Save your work and run it in a browser. This time, as you add items to the cart, a total is presented within the label control. Fantastic! Now, the last part we'll discuss involves removing items from the cart.

Step 5: Removing Items from the Cart

Now that a working model of the shopping cart has been constructed, we'll want to add the next bit of functionality: removing items from the cart. Obviously you can see the importance of this: you want users to be able to add and remove any and all items to or from the shopping cart as required. Add the functionality for removing items from the cart using the following subroutine:

Sub Delete_Item(s As Object, e As DataGridCommandEventArgs)

    objDT = Session("Cart")
    objDT.Rows(e.Item.ItemIndex).Delete()
    Session("Cart") = objDT

    dg.DataSource = objDT
    dg.DataBind()

    lblTotal.Text = "$" & GetItemTotal()

End Sub

This subroutine, which we'll associate with the DataGrid in a minute, simply dumps the contents of the session into a new DataTable object, deletes the specific row that a user clicked, and then places the revised DataTable back into the Session variable for storage. Finally we re-bind to the DataGrid and update the total by calling the GetItemTotal() function.

You'll want to note that one of the parameters being passed into the subroutine is that of the DataGridCommandEventArgs. Without this parameter, we wouldn't be able to determine which item within the DataGrid the user selected.

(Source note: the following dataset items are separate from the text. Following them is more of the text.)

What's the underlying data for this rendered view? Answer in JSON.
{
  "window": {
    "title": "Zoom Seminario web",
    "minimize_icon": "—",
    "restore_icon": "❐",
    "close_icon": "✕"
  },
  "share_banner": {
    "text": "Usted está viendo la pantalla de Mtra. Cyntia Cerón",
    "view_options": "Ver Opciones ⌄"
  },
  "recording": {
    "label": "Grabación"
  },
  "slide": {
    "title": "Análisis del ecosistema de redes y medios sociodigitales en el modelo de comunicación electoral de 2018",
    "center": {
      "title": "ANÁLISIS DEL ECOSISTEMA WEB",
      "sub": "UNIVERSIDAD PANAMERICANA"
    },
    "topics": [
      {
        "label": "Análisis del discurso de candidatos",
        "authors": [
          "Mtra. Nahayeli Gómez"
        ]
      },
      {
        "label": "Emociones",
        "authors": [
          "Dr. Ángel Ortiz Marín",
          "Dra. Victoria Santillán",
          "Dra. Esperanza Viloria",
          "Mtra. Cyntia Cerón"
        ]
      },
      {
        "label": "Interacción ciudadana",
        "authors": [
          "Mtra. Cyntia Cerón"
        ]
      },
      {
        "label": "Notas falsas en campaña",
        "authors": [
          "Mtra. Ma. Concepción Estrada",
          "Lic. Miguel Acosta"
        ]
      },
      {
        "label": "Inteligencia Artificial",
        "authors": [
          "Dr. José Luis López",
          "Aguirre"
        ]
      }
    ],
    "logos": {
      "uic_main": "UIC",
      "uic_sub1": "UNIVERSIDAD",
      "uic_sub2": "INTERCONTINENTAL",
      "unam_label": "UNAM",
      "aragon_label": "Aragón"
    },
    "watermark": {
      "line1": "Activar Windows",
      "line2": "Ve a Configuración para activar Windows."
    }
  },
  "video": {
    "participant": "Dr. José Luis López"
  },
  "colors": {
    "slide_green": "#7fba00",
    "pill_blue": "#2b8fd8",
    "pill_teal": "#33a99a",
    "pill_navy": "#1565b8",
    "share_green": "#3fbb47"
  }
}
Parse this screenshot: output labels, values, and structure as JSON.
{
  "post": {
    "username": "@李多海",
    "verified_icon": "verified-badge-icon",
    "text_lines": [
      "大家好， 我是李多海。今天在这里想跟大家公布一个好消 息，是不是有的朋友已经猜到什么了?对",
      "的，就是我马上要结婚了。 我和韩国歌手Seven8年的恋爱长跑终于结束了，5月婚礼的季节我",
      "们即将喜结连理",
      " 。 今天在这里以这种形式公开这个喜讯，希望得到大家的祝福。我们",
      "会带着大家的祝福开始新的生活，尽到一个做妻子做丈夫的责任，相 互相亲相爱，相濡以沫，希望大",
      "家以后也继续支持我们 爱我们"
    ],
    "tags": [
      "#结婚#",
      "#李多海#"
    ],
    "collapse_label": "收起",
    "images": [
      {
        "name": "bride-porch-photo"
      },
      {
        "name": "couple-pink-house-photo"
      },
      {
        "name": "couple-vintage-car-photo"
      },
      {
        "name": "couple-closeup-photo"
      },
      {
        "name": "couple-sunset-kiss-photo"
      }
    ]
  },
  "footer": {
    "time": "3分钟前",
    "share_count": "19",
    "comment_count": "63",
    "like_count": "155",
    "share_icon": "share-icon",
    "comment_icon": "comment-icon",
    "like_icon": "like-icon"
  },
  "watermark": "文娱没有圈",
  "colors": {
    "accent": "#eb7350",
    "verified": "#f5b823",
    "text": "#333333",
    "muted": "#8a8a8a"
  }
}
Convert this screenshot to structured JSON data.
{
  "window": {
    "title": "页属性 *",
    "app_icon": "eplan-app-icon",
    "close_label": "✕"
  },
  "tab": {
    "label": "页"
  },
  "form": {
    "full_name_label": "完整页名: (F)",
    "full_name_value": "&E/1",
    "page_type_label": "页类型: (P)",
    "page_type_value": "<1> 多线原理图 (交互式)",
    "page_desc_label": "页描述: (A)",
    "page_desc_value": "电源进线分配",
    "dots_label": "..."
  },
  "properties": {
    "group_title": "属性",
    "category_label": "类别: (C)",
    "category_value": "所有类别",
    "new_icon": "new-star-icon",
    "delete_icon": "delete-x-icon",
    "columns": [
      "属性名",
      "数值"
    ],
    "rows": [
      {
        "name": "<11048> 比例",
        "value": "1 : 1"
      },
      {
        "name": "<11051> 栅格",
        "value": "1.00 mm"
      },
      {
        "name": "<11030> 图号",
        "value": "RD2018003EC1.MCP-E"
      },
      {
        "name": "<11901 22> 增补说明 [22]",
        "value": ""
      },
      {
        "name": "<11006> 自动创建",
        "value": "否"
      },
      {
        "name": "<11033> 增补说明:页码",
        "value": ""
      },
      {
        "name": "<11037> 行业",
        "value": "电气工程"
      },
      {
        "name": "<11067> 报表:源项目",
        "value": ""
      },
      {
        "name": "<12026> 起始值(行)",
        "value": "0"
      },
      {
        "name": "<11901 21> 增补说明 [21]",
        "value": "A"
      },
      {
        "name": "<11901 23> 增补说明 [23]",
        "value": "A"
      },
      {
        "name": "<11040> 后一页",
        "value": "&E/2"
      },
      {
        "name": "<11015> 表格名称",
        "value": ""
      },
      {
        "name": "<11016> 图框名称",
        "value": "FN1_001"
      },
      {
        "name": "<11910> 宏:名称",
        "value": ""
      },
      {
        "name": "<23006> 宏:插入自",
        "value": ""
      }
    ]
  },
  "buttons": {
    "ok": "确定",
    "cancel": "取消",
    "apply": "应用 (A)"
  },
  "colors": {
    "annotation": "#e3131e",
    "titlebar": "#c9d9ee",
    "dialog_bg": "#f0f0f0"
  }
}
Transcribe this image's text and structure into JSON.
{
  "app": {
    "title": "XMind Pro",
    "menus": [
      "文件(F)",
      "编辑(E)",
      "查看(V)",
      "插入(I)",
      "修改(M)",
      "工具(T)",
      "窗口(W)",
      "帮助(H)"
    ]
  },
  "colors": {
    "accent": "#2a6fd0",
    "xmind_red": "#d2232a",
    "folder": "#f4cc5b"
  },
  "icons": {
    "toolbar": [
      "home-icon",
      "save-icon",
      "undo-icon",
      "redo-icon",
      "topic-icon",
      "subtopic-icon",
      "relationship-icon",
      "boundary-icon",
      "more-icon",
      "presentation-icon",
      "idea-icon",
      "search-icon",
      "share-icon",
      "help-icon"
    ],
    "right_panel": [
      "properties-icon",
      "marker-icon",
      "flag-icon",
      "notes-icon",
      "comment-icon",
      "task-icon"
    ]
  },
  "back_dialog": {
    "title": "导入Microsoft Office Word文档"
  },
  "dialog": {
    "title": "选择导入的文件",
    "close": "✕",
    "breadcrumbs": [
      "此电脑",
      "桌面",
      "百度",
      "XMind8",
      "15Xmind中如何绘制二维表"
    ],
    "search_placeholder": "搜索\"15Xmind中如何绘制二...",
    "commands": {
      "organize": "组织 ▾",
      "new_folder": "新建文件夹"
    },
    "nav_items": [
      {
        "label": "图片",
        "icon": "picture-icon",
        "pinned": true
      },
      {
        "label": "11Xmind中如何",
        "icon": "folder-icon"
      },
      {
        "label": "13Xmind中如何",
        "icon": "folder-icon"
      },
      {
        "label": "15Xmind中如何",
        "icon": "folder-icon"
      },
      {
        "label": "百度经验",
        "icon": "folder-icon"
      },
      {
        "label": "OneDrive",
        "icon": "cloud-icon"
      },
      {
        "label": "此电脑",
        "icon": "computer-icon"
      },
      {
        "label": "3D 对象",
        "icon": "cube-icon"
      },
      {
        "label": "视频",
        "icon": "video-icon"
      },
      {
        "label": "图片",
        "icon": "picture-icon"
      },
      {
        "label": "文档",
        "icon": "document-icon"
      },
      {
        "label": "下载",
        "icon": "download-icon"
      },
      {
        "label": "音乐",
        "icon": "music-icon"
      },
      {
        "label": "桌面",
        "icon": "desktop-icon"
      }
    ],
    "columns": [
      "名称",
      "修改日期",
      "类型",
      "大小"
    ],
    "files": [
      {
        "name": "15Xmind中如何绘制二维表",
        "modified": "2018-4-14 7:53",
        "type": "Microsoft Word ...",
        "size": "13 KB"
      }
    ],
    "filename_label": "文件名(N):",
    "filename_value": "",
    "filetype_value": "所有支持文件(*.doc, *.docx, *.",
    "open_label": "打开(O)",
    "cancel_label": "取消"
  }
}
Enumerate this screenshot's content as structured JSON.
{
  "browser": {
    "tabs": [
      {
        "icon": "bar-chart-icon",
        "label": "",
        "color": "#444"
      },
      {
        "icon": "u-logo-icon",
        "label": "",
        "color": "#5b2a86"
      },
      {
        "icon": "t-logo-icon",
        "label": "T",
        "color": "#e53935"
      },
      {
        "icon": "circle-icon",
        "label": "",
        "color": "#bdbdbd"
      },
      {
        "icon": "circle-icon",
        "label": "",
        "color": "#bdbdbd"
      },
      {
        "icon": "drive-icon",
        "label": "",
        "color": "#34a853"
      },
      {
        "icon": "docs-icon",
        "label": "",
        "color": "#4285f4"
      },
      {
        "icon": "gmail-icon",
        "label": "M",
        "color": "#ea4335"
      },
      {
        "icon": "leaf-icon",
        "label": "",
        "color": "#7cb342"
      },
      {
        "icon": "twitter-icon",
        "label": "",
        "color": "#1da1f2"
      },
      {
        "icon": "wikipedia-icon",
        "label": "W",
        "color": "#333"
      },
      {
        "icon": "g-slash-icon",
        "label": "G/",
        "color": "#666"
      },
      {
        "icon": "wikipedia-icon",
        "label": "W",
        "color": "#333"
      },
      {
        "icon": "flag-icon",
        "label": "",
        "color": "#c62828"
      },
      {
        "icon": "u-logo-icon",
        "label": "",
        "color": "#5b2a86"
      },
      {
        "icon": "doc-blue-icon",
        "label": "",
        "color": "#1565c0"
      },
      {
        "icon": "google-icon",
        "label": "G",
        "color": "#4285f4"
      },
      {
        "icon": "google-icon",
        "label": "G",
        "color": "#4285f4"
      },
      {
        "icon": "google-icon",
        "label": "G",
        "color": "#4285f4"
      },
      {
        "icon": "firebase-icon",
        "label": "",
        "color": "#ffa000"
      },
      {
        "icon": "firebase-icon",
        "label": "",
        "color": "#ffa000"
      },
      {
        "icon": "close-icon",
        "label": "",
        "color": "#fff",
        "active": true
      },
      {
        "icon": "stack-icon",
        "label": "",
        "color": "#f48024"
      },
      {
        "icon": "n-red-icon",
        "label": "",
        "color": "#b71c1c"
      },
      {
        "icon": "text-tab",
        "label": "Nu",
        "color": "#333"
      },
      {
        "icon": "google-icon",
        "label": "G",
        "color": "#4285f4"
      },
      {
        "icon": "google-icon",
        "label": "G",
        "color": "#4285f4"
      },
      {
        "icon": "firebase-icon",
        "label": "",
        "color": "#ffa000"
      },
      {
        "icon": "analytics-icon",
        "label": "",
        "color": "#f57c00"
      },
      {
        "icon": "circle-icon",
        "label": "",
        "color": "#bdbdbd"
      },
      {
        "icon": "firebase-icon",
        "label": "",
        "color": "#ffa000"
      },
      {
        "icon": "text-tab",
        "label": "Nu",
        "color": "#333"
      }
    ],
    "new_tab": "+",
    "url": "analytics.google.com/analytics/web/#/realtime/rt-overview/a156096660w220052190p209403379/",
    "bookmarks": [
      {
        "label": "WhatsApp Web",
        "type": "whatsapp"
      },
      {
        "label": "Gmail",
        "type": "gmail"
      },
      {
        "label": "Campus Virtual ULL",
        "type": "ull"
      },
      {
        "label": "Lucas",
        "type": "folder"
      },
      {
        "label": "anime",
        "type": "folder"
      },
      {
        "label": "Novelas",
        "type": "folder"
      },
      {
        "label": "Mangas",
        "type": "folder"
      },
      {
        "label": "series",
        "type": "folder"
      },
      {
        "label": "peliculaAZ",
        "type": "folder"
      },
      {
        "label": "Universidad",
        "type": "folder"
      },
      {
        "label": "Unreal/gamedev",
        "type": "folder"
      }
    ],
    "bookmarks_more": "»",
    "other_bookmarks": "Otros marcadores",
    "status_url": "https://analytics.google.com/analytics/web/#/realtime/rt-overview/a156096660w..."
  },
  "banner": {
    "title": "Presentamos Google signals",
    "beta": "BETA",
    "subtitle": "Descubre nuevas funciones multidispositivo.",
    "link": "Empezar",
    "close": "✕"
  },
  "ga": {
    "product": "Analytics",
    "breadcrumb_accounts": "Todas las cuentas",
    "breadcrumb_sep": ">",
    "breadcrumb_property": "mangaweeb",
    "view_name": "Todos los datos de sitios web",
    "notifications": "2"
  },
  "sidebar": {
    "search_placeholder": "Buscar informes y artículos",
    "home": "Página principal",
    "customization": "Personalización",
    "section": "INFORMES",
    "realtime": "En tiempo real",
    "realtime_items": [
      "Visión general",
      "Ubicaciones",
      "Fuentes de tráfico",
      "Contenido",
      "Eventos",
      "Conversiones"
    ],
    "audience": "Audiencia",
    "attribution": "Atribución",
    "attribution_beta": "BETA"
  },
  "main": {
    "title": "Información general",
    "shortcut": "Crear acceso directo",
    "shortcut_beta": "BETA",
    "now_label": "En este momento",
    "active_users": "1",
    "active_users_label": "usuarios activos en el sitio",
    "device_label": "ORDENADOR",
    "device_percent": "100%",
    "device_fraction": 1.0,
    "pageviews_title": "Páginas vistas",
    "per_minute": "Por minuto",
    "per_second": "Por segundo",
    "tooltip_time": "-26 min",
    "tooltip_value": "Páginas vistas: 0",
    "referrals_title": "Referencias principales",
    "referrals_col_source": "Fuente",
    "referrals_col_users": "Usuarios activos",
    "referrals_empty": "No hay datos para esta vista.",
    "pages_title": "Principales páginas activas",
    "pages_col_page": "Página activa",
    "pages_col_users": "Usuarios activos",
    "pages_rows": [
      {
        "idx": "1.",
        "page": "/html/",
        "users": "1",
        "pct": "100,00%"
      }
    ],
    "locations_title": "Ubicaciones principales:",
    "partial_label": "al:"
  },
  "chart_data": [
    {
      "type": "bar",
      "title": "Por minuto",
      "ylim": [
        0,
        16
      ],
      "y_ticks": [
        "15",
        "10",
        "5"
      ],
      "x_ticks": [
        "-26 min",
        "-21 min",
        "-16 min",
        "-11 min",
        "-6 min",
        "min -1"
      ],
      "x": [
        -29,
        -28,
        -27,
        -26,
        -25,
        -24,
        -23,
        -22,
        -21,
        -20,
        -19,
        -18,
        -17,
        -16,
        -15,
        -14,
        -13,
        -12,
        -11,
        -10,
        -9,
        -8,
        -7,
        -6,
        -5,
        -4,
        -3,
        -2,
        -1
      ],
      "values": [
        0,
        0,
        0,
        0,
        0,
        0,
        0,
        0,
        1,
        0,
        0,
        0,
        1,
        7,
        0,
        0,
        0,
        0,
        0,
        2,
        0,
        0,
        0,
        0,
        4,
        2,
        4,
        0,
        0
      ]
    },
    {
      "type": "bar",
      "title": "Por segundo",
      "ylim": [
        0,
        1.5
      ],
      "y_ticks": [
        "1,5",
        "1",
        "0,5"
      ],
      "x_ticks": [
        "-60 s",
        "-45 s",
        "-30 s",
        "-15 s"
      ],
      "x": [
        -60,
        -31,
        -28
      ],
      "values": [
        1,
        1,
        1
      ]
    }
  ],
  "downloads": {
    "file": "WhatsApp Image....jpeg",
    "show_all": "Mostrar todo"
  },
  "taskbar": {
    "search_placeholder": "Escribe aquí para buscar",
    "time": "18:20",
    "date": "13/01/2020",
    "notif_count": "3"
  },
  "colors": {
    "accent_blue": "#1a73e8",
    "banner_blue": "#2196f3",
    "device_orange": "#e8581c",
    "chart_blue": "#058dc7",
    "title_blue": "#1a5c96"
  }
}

The last step will be to modify the DataGrid. You will need to add a new button column, as well as a new event, to call the Delete_Item subroutine. The new DataGrid should resemble the following code:

<asp:DataGrid id=dg runat="server"  ondeletecommand="Delete_Item">
<columns>
<asp:buttoncolumn buttontype="LinkButton"  
commandname="Delete" text="Remove Item" />
</columns>
</asp:DataGrid>

Save your work and run it in the browser. This time you can add products and remove them freely!